Transient Feeling

“The Friendly City” is a weekly column about walking in Harrisonburg that will run during 2024. Each week, your friendly correspondent, writer and teacher Sofia Samatar, will reflect on a walk in our city. 

Season of lushness. Everything green, burgeoning. You go down certain streets you know, the ones with the big old houses where the students live. Tangles of fairy lights and streamers hang from the pillared porches, knots and tatters like overburdened branches.

This transient feeling, a sense of exuberant life. Students on the porches, it’s eighty degrees and cloudy, it’ll rain later, now there’s a thin sun, they’re laughing, swinging lazily in hammocks, tossing empty bottles down to glint in the grass, and what’s this joy?

These houses are so spacious, so handsome, they almost look imposing—but then suddenly there’s a bent awning streaked with rust, or a crude spraypainted stone in the yard, or a flight of crumbling steps with the tiles falling off. Once you’ve identified the place as a student house, it loses its grandeur. It comes down to earth. The walls are bashed about the edges, roughly used like old soccer cleats. You notice the bare, scrubby yards, the peeling trim exposing layers of paint, the bushes chopped back with a careless hand. A red plastic cup in the weeds reminds you of how you once saw a hired yard worker casually mowing over such cups in one of these yards, his fixed gaze expressing infinite boredom, his machine spitting out splinters of red and white plastic along with the grass.

Neglected buildings, unloved and shabby, serving temporary tenants. Yet there’s something wonderful about the student houses: a distinctive energy, perhaps more intense for being seasonal, that adds its special zest to the city. The students give names to their houses and paint them on signs: Uptown, Narnia, the Funk House, the Tree Haus, the Planetarium. They fill the porches with sagging couches, lock their bikes and scooters to the railings, decorate the doors with weird ornaments: gaping dolls or plastic skulls. Here’s the Full House, proudly announcing Established in 1905. Dandelions spangle the yard like scattered coins. Here’s a tire swing on a rope, a folding chair face-down on the grass, a sunroom crammed with exercise equipment.

The Friendly City is home to two universities. Students make a difference in this modest town, swelling and shrinking the population in ways that can’t be missed, as the Bradford pear trees thicken with starry, funky, unruly blossoms. Every autumn the city releases a collective, fairly good-natured groan: The students are back! Traffic clots; café tables fill; lines for weekend brunch snake down the street. And now, in spring, as the students begin to decamp, you can feel the migration, an increased bustle and tension in the air. Bags of trash pile up on the curb. Flattened cardboard boxes lean against steps or splay in the driveways, softened by rain.

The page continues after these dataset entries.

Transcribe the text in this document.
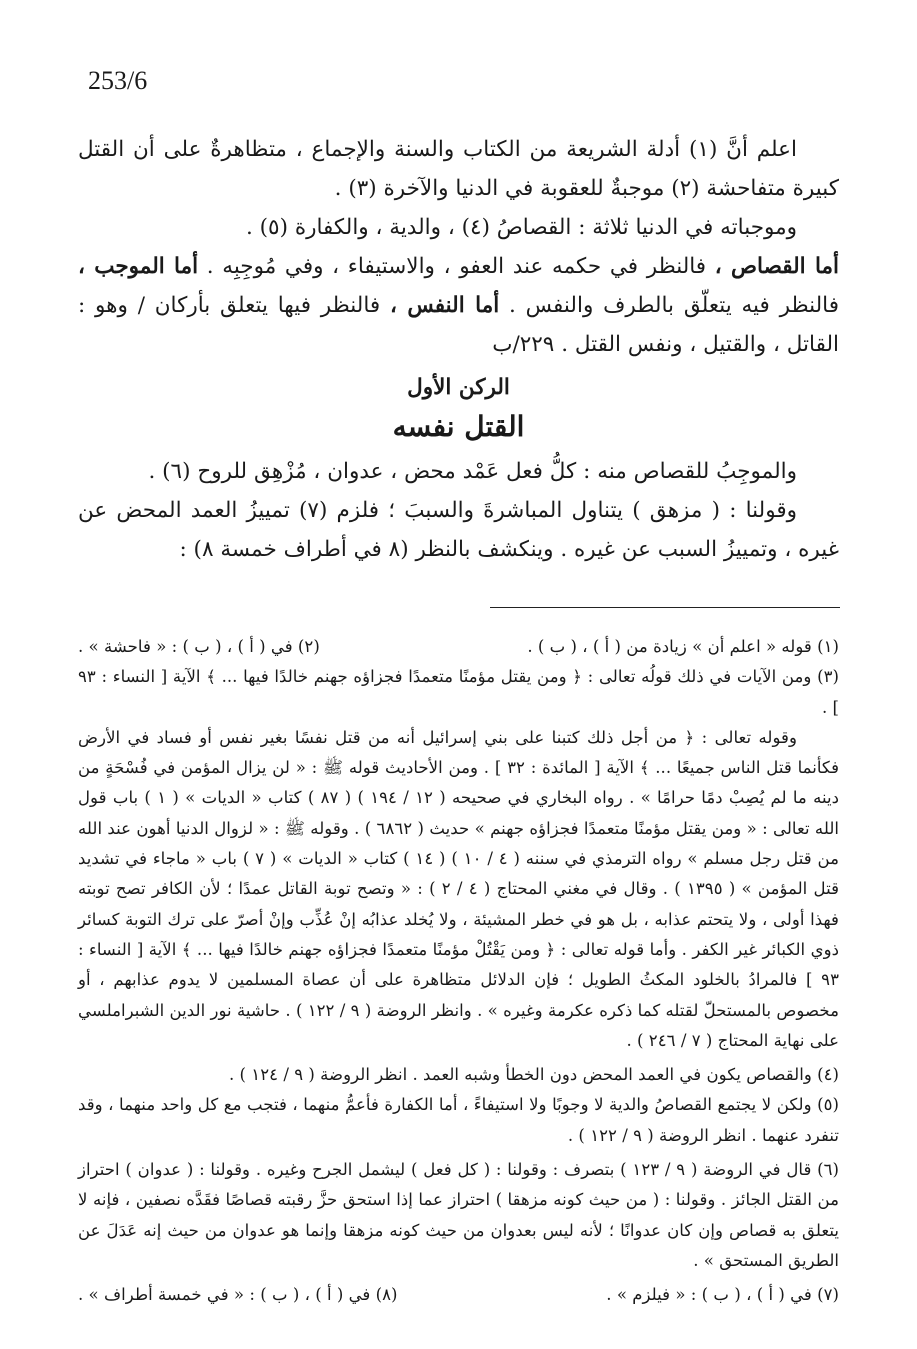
253/6

اعلم أنَّ (١) أدلة الشريعة من الكتاب والسنة والإجماع ، متظاهرةٌ على أن القتل كبيرة متفاحشة (٢) موجبةٌ للعقوبة في الدنيا والآخرة (٣) .

وموجباته في الدنيا ثلاثة : القصاصُ (٤) ، والدية ، والكفارة (٥) .

أما القصاص ، فالنظر في حكمه عند العفو ، والاستيفاء ، وفي مُوجِبِه . أما الموجب ، فالنظر فيه يتعلّق بالطرف والنفس . أما النفس ، فالنظر فيها يتعلق بأركان / وهو : القاتل ، والقتيل ، ونفس القتل . ٢٢٩/ب

الركن الأول

القتل نفسه

والموجِبُ للقصاص منه : كلُّ فعل عَمْد محض ، عدوان ، مُزْهِق للروح (٦) .

وقولنا : ( مزهق ) يتناول المباشرةَ والسببَ ؛ فلزم (٧) تمييزُ العمد المحض عن غيره ، وتمييزُ السبب عن غيره . وينكشف بالنظر (٨ في أطراف خمسة ٨) :

(١) قوله « اعلم أن » زيادة من ( أ ) ، ( ب ) .
(٢) في ( أ ) ، ( ب ) : « فاحشة » .

(٣) ومن الآيات في ذلك قولُه تعالى : ﴿ ومن يقتل مؤمنًا متعمدًا فجزاؤه جهنم خالدًا فيها ... ﴾ الآية [ النساء : ٩٣ ] .

وقوله تعالى : ﴿ من أجل ذلك كتبنا على بني إسرائيل أنه من قتل نفسًا بغير نفس أو فساد في الأرض فكأنما قتل الناس جميعًا ... ﴾ الآية [ المائدة : ٣٢ ] . ومن الأحاديث قوله ﷺ : « لن يزال المؤمن في فُسْحَةٍ من دينه ما لم يُصِبْ دمًا حرامًا » . رواه البخاري في صحيحه ( ١٢ / ١٩٤ ) ( ٨٧ ) كتاب « الديات » ( ١ ) باب قول الله تعالى : « ومن يقتل مؤمنًا متعمدًا فجزاؤه جهنم » حديث ( ٦٨٦٢ ) . وقوله ﷺ : « لزوال الدنيا أهون عند الله من قتل رجل مسلم » رواه الترمذي في سننه ( ٤ / ١٠ ) ( ١٤ ) كتاب « الديات » ( ٧ ) باب « ماجاء في تشديد قتل المؤمن » ( ١٣٩٥ ) . وقال في مغني المحتاج ( ٤ / ٢ ) : « وتصح توبة القاتل عمدًا ؛ لأن الكافر تصح توبته فهذا أولى ، ولا يتحتم عذابه ، بل هو في خطر المشيئة ، ولا يُخلد عذابُه إنْ عُذِّب وإنْ أصرّ على ترك التوبة كسائر ذوي الكبائر غير الكفر . وأما قوله تعالى : ﴿ ومن يَقْتُلْ مؤمنًا متعمدًا فجزاؤه جهنم خالدًا فيها ... ﴾ الآية [ النساء : ٩٣ ] فالمرادُ بالخلود المكثُ الطويل ؛ فإن الدلائل متظاهرة على أن عصاة المسلمين لا يدوم عذابهم ، أو مخصوص بالمستحلّ لقتله كما ذكره عكرمة وغيره » . وانظر الروضة ( ٩ / ١٢٢ ) . حاشية نور الدين الشبراملسي على نهاية المحتاج ( ٧ / ٢٤٦ ) .

(٤) والقصاص يكون في العمد المحض دون الخطأ وشبه العمد . انظر الروضة ( ٩ / ١٢٤ ) .

(٥) ولكن لا يجتمع القصاصُ والدية لا وجوبًا ولا استيفاءً ، أما الكفارة فأعمُّ منهما ، فتجب مع كل واحد منهما ، وقد تنفرد عنهما . انظر الروضة ( ٩ / ١٢٢ ) .

(٦) قال في الروضة ( ٩ / ١٢٣ ) بتصرف : وقولنا : ( كل فعل ) ليشمل الجرح وغيره . وقولنا : ( عدوان ) احتراز من القتل الجائز . وقولنا : ( من حيث كونه مزهقا ) احتراز عما إذا استحق حزَّ رقبته قصاصًا فقَدَّه نصفين ، فإنه لا يتعلق به قصاص وإن كان عدوانًا ؛ لأنه ليس بعدوان من حيث كونه مزهقا وإنما هو عدوان من حيث إنه عَدَلَ عن الطريق المستحق » .

(٧) في ( أ ) ، ( ب ) : « فيلزم » .
(٨) في ( أ ) ، ( ب ) : « في خمسة أطراف » .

What’s this joy? It’s not relief that the students are going away—on the contrary, you’re charmed by their presence, their vitality, amused even by their invasion of parking spots, their distracted driving, their reckless habits on skateboards and scooters, their noise. So what explains the buoyancy you feel on your walk, passing houses already deserted by their inhabitants, the curtainless windows exuding a lonely air, the grayish wood of the porches bare but for a stray plastic crate or a stack of two-by-fours? The can of hairspray, the broken sink, the blinds slung at a crazy angle—why does happiness flow from such sad things? It must be a feeling of possibility, you think, rounding the corner: a sense of openness, of potential.

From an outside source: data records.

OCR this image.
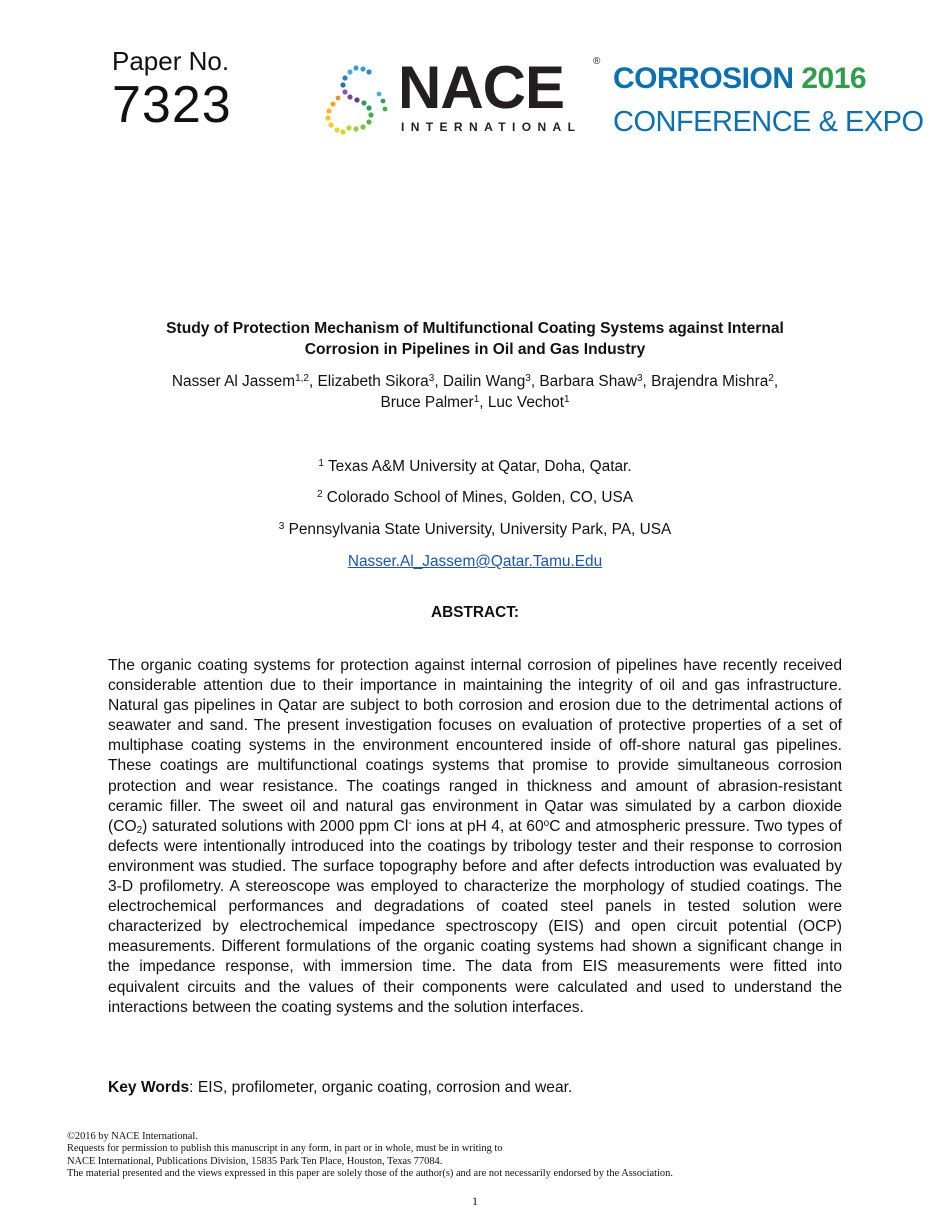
Paper No.
7323	NACE	®
INTERNATIONAL
CORROSION 2016
CONFERENCE & EXPO
Study of Protection Mechanism of Multifunctional Coating Systems against Internal
Corrosion in Pipelines in Oil and Gas Industry
Nasser Al Jassem$^{1,2}$, Elizabeth Sikora$^3$, Dailin Wang$^3$, Barbara Shaw$^3$, Brajendra Mishra$^2$,
Bruce Palmer$^1$, Luc Vechot$^1$
$^1$ Texas A&M University at Qatar, Doha, Qatar.
$^2$ Colorado School of Mines, Golden, CO, USA
$^3$ Pennsylvania State University, University Park, PA, USA
Nasser.Al_Jassem@Qatar.Tamu.Edu
ABSTRACT:
The organic coating systems for protection against internal corrosion of pipelines have recently received considerable attention due to their importance in maintaining the integrity of oil and gas infrastructure. Natural gas pipelines in Qatar are subject to both corrosion and erosion due to the detrimental actions of seawater and sand. The present investigation focuses on evaluation of protective properties of a set of multiphase coating systems in the environment encountered inside of off-shore natural gas pipelines. These coatings are multifunctional coatings systems that promise to provide simultaneous corrosion protection and wear resistance. The coatings ranged in thickness and amount of abrasion-resistant ceramic filler. The sweet oil and natural gas environment in Qatar was simulated by a carbon dioxide $(CO_2)$ saturated solutions with 2000 ppm Cl- ions at pH 4, at 60$^o$C and atmospheric pressure. Two types of defects were intentionally introduced into the coatings by tribology tester and their response to corrosion environment was studied. The surface topography before and after defects introduction was evaluated by 3-D profilometry. A stereoscope was employed to characterize the morphology of studied coatings. The electrochemical performances and degradations of coated steel panels in tested solution were characterized by electrochemical impedance spectroscopy (EIS) and open circuit potential (OCP) measurements. Different formulations of the organic coating systems had shown a significant change in the impedance response, with immersion time. The data from EIS measurements were fitted into equivalent circuits and the values of their components were calculated and used to understand the interactions between the coating systems and the solution interfaces.
Key Words: EIS, profilometer, organic coating, corrosion and wear.
©2016 by NACE International.
Requests for permission to publish this manuscript in any form, in part or in whole, must be in writing to
NACE International, Publications Division, 15835 Park Ten Place, Houston, Texas 77084.
The material presented and the views expressed in this paper are solely those of the author(s) and are not necessarily endorsed by the Association.
1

Transience of the spring flowers, transience of the students, transience and lushness of the season. They are going away, moving on, perhaps temporarily, to study abroad or spend the summer at home, perhaps for good, making their way uncertainly to other places, to unfamiliar demands and a new sense of time. Those who have left school will begin to live by a different clock: not the regular, cyclical ebb and flow of the semester system, but the steady stream of workdays laid like train tracks to the horizon or the rushed and panicky rhythm of underemployment. Most will not have again the feeling of happy transitoriness, something they’ve taken for granted up to now, the sense that things are ending and it’s right that they should end, as summed up in the common expression “It’s just a phase.” At some point, one ceases to be offered the grace of living in phases, you think, passing a yard where an overflowing trash can tilts on a mound of refuse, something the city’s inhabitants are (just) willing to tolerate from students but would never stand for in a long-term neighbor.

It’s right, of course, that custom puts an end to the period when such behavior can be excused as a phase. And yet one does not cease to change. Maybe that’s the secret of the sparkling feeling that fills you as you walk past these forsaken, junk-strewn porches. If the hills of the Friendly City offer an altered experience of space, the student houses do the same for time. Climb a rise to look out on the blue folds of the mountains; contemplate the torn screen of a house marked Off-Campus Housing for Rent to renew, for a moment, your sense of the future.